Amy Bartlam: You don’t have to spend a fortune at a florist, either. Trader Joe’s often has lots of affordable choices.
Lauren Pressey: It’s a good idea to know where some personal decorative items are, too. Sometimes all an image needs to feel complete is one more styling item, like a book or a dish. The more pieces the photographer or stylist has to work with, the better.
Which rooms should always be a part of a shoot? Which ones shouldn't?
Lauren Pressey: Kitchens are always on the top of the list. Everyone loves a beautiful and functional kitchen because it’s often where everyone gathers together. Main living spaces and bathrooms are also hugely important, as well as an outdoor space, depending on the location. Unique kids’ bedrooms are also a great way to add character to the story.
On the other hand, multiple bathrooms that might have a similar look are not always necessary to photograph, as well as guest bedrooms. But it always depends what you’re shooting for.
Amy Bartlam: For instance, if you’re planning to submit these photos to press of any kind, then editors will want to see as much of the house as possible, too.
What are some questions clients should ask a photographer before hiring them?
Amy Bartlam: I would suggest asking a photographer how much time they are likely to need for the shoot, given how many rooms there are or how many shots you want. Make sure you ask what’s included in your photographer’s rate, how many images you’ll receive, and what the details of your usage rights are.

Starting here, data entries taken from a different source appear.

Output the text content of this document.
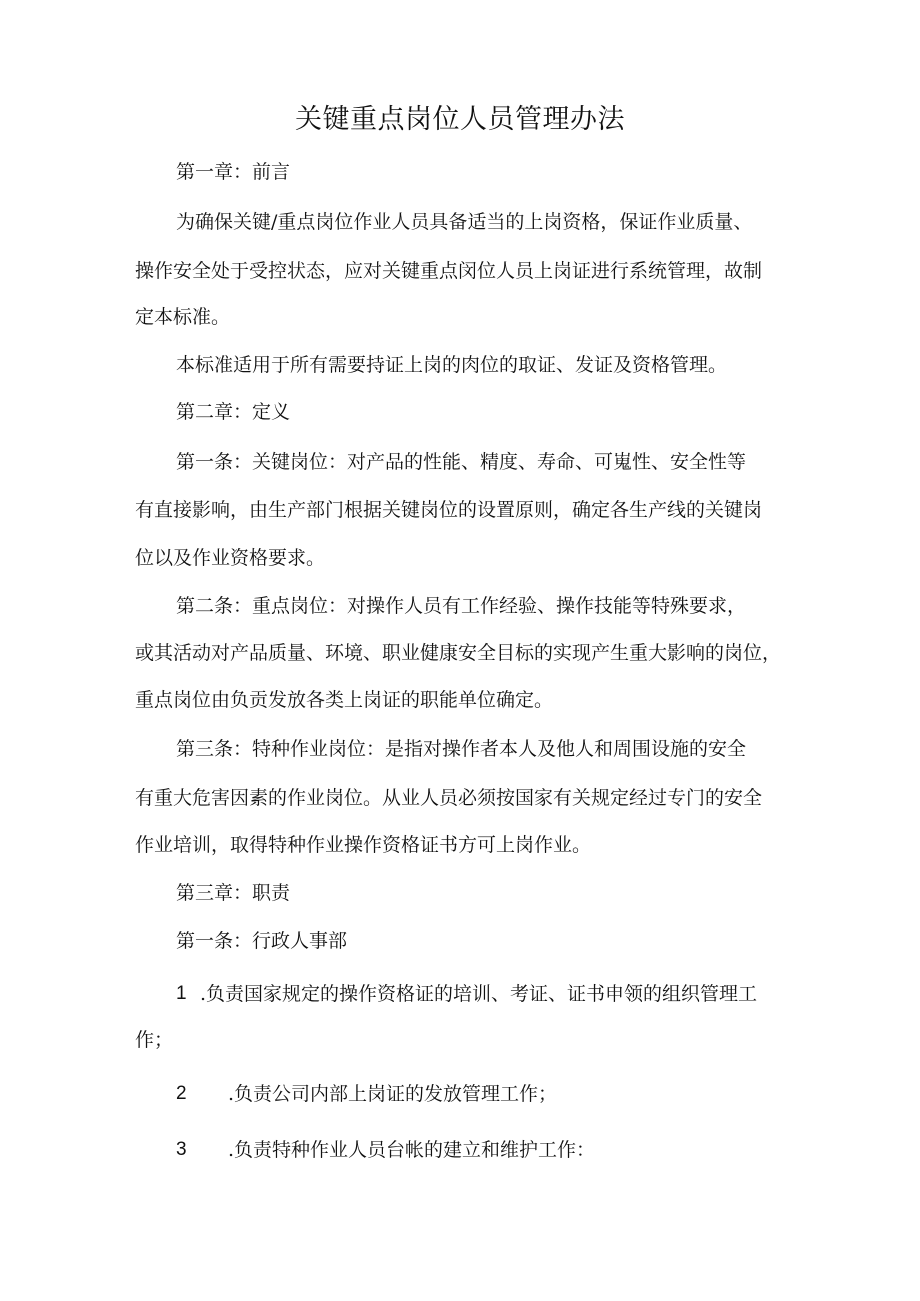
关键重点岗位人员管理办法
第一章：前言
为确保关键/重点岗位作业人员具备适当的上岗资格，保证作业质量、
操作安全处于受控状态，应对关键重点闵位人员上岗证进行系统管理，故制
定本标准。
本标准适用于所有需要持证上岗的肉位的取证、发证及资格管理。
第二章：定义
第一条：关键岗位：对产品的性能、精度、寿命、可嵬性、安全性等
有直接影响，由生产部门根据关键岗位的设置原则，确定各生产线的关键岗
位以及作业资格要求。
第二条：重点岗位：对操作人员有工作经验、操作技能等特殊要求，
或其活动对产品质量、环境、职业健康安全目标的实现产生重大影响的岗位，
重点岗位由负贡发放各类上岗证的职能单位确定。
第三条：特种作业岗位：是指对操作者本人及他人和周围设施的安全
有重大危害因素的作业岗位。从业人员必须按国家有关规定经过专门的安全
作业培训，取得特种作业操作资格证书方可上岗作业。
第三章：职责
第一条：行政人事部
1 .负责国家规定的操作资格证的培训、考证、证书申领的组织管理工
作；
2 .负责公司内部上岗证的发放管理工作；
3 .负责特种作业人员台帐的建立和维护工作：
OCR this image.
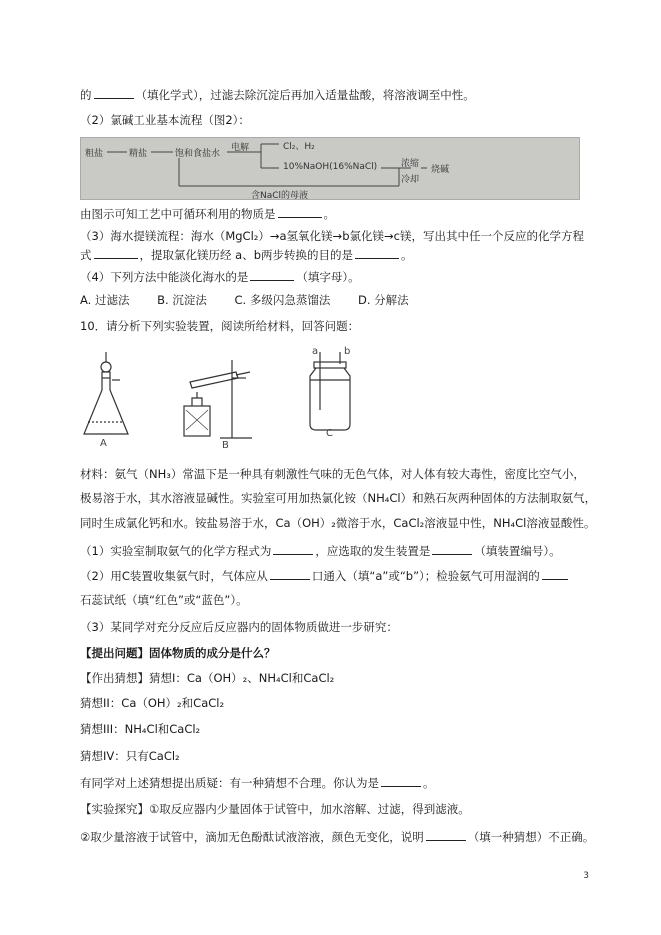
的	（填化学式），过滤去除沉淀后再加入适量盐酸，将溶液调至中性。
（2）氯碱工业基本流程（图2）：
粗盐	精盐	饱和食盐水
电解	Cl₂、H₂
10%NaOH(16%NaCl)	浓缩
冷却
烧碱
含NaCl的母液
由图示可知工艺中可循环利用的物质是	。
（3）海水提镁流程：海水（MgCl₂）→a氢氧化镁→b氯化镁→c镁，写出其中任一个反应的化学方程
式	，提取氯化镁历经 a、b两步转换的目的是	。
（4）下列方法中能淡化海水的是	（填字母）。
A. 过滤法 B. 沉淀法 C. 多级闪急蒸馏法 D. 分解法
10．请分析下列实验装置，阅读所给材料，回答问题：
A	B
a	b
C
材料：氨气（NH₃）常温下是一种具有刺激性气味的无色气体，对人体有较大毒性，密度比空气小，
极易溶于水，其水溶液显碱性。实验室可用加热氯化铵（NH₄Cl）和熟石灰两种固体的方法制取氨气，
同时生成氯化钙和水。铵盐易溶于水，Ca（OH）₂微溶于水，CaCl₂溶液显中性，NH₄Cl溶液显酸性。
（1）实验室制取氨气的化学方程式为	，应选取的发生装置是	（填装置编号）。
（2）用C装置收集氨气时，气体应从	口通入（填“a”或“b”）；检验氨气可用湿润的
石蕊试纸（填“红色”或“蓝色”）。
（3）某同学对充分反应后反应器内的固体物质做进一步研究：
【提出问题】固体物质的成分是什么？
【作出猜想】猜想I：Ca（OH）₂、NH₄Cl和CaCl₂
猜想II：Ca（OH）₂和CaCl₂
猜想III：NH₄Cl和CaCl₂
猜想IV：只有CaCl₂
有同学对上述猜想提出质疑：有一种猜想不合理。你认为是	。
【实验探究】①取反应器内少量固体于试管中，加水溶解、过滤，得到滤液。
②取少量溶液于试管中，滴加无色酚酞试液溶液，颜色无变化，说明	（填一种猜想）不正确。
3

Lauren Pressey: I also think it’s a good idea to ask questions around style as well. A question like, "Which areas of the home do you think best showcase my design and what I’m trying to achieve?" is a good way to figure out which spaces to shoot and which ones to ignore.
Tessa Neustadt: I’ll be asking questions, too, like, "Is there anything specific you want me to focus on?" or, "Do you want the exterior shot as well?" to get an idea of the day. I also like to ask how a client plans on using the photos.
If a homeowner wants to shoot their home themselves, what are some tips to keep in mind?
Lauren Pressey: Don’t be afraid to show that the house is lived in. By that I mean, show the dog cozying up on the couch (everyone loves a cute pup), show the kids having fun in their rooms, and put a pair of shoes in the mudroom to really show how the space is used on a daily basis.
Amy Bartlam: Be considerate of scale. It’s quite common for objects to look smaller on camera than they are in real life, so try and avoid styling with very small items and think big with flowers and greens. Also, arrange accessories in groups of three when styling shelves, coffee tables, and nightstands. Make sure these items are a variety of heights, because it will create visual interest.
Tessa Neustadt: Buy a handheld steamer—you can get a great one for about $45—and steam any wrinkles out of curtains, pillows, and bedding. It instantly elevates photos! Secondly, refine your color palette while styling to create a more pulled-together look. If there are too many competing colors in an image, it can feel busy. For instance, when I’m shooting, I look at the photo I’m working on and try to feel how my eyes naturally move over it. If you’re shooting a light-colored room and there’s a big dark pillow in the corner, your eye will be instantly drawn to that dark corner and get stuck. You want the eye to move around the photo with ease.